The U. S. Forest Service is planning to streamline the environmental reviews of certain prescribed fire and forest management projects, including logging.
Below is an excerpt from a June 12 article at NPR.org.
Federal land managers on Wednesday proposed sweeping rule changes to a landmark environmental law that would allow them to fast-track certain forest management projects, including logging and prescribed burning.
The U.S. Forest Service, under Chief Vicki Christiansen, is proposing revisions to its National Environmental Policy Act regulations that could limit environmental review and public input on projects ranging from forest health and wildfire mitigation to infrastructure upgrades to commercial logging on federal land.
“We do more analysis than we need, we take more time than we need and we slow down important work to protect communities,” Christiansen told NPR.
The proposed rule changes include an expansion of “categorical exclusions.” These are often billed as tools that give land managers the discretion to bypass full-blown environmental studies in places where they can demonstrate there would be no severe impacts or degradation to the land.

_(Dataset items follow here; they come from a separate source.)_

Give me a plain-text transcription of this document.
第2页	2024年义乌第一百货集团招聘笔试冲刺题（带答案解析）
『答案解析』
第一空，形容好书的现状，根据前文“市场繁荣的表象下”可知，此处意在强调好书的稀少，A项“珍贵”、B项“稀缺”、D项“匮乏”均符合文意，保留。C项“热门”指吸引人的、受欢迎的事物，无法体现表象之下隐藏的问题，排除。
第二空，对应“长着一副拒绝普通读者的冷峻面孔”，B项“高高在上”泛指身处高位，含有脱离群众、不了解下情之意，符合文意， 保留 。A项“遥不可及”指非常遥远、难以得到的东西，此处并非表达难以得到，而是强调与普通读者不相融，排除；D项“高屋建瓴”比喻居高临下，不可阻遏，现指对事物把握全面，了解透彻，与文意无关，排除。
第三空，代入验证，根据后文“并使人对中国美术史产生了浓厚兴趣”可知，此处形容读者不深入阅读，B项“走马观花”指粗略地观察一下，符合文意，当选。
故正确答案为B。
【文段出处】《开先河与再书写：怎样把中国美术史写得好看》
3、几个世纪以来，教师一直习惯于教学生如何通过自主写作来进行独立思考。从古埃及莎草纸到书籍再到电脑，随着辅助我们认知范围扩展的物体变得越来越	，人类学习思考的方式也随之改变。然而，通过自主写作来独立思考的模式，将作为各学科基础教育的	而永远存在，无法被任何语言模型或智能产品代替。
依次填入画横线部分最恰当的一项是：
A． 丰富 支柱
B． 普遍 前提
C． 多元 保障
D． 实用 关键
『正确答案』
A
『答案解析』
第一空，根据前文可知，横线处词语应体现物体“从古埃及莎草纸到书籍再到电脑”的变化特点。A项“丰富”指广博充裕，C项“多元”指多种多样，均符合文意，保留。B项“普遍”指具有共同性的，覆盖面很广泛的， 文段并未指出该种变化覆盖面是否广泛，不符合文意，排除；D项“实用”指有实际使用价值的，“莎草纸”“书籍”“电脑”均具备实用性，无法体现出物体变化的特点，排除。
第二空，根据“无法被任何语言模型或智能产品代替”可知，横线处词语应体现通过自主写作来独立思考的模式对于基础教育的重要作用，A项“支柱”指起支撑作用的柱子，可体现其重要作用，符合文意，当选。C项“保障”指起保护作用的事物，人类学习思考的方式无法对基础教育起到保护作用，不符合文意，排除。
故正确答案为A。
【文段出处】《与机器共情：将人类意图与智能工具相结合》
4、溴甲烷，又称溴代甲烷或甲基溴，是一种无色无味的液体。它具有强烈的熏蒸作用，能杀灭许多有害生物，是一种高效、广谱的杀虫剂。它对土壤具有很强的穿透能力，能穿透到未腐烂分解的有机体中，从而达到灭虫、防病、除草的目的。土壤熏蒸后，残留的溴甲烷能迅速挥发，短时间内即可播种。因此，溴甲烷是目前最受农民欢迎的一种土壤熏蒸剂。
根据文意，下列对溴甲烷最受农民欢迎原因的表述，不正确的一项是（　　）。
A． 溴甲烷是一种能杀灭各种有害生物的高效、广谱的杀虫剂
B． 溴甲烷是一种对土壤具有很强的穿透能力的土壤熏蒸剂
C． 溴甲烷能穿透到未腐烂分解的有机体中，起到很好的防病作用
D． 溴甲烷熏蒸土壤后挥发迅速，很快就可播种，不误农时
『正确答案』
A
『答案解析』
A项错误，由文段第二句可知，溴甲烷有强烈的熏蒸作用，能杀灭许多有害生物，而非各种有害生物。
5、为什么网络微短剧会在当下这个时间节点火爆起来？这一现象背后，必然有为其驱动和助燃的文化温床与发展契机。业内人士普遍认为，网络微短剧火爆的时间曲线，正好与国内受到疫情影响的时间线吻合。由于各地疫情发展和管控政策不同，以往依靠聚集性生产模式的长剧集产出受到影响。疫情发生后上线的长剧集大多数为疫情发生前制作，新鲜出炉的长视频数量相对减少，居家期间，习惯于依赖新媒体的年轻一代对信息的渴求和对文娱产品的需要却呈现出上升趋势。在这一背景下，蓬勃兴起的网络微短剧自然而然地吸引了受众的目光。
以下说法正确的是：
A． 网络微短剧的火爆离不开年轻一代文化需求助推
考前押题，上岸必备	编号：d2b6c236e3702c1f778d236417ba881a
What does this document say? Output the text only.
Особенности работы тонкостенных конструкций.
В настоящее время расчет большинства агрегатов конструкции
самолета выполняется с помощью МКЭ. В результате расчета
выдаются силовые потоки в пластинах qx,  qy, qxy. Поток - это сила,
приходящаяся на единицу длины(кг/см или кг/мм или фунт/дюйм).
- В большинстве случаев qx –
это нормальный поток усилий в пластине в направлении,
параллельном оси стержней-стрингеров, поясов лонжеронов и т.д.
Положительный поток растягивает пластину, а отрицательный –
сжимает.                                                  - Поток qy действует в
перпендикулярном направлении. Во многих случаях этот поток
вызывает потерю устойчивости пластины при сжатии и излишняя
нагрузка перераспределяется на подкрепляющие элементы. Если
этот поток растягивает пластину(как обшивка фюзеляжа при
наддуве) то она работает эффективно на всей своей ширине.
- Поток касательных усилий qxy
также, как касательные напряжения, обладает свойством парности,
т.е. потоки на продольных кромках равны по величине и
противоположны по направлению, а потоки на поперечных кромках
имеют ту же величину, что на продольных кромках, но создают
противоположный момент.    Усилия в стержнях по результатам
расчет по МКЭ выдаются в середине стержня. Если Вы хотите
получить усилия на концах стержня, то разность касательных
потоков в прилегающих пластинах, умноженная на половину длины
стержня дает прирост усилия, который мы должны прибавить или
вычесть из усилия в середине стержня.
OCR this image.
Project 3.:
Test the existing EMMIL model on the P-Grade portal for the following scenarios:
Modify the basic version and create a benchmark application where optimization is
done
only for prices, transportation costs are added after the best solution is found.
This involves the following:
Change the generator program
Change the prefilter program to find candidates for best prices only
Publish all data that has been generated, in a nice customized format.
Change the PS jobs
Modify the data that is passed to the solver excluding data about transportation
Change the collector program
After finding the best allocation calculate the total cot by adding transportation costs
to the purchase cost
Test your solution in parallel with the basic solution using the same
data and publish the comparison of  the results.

John Gale, with the conservation group Backcountry Hunters & Anglers, says that if applied carefully and narrowly to certain projects, these exclusions could help lower the fire risk. But he’s skeptical because the administration recently rolled back protections for clean water and wildlife…
Thanks and a tip of the hat go out to Rick. Typos or errors, report them HERE.
NEPA is a good law, with logical implementing regulations. “Streamlining” is almost always about logging, other things the enviros dont like. I believe the administration is barking up the wrong tree on this one. Pay planners a decent wage, hire people who can perform and have incentives to do so, hire competent Office of General Counsel staff, you would get much less need to streamline (gut) environmental laws.
Thank you Rich, agree. My concern is since this Administration has been in office, there have been 85 EPA rollbacks. As John Gale said, if, and I will emphasize, only if applied and carefully to some, projects. I will say, I’m skeptical about this proposed new rollout.
Hallelujah
The issue is not competent employees. The issues are agency rules which require to perform the entire NEPA process on almost every repetitive project across the landscape. If an EA is completed once why should it have to be repeated for the same project a half mile away.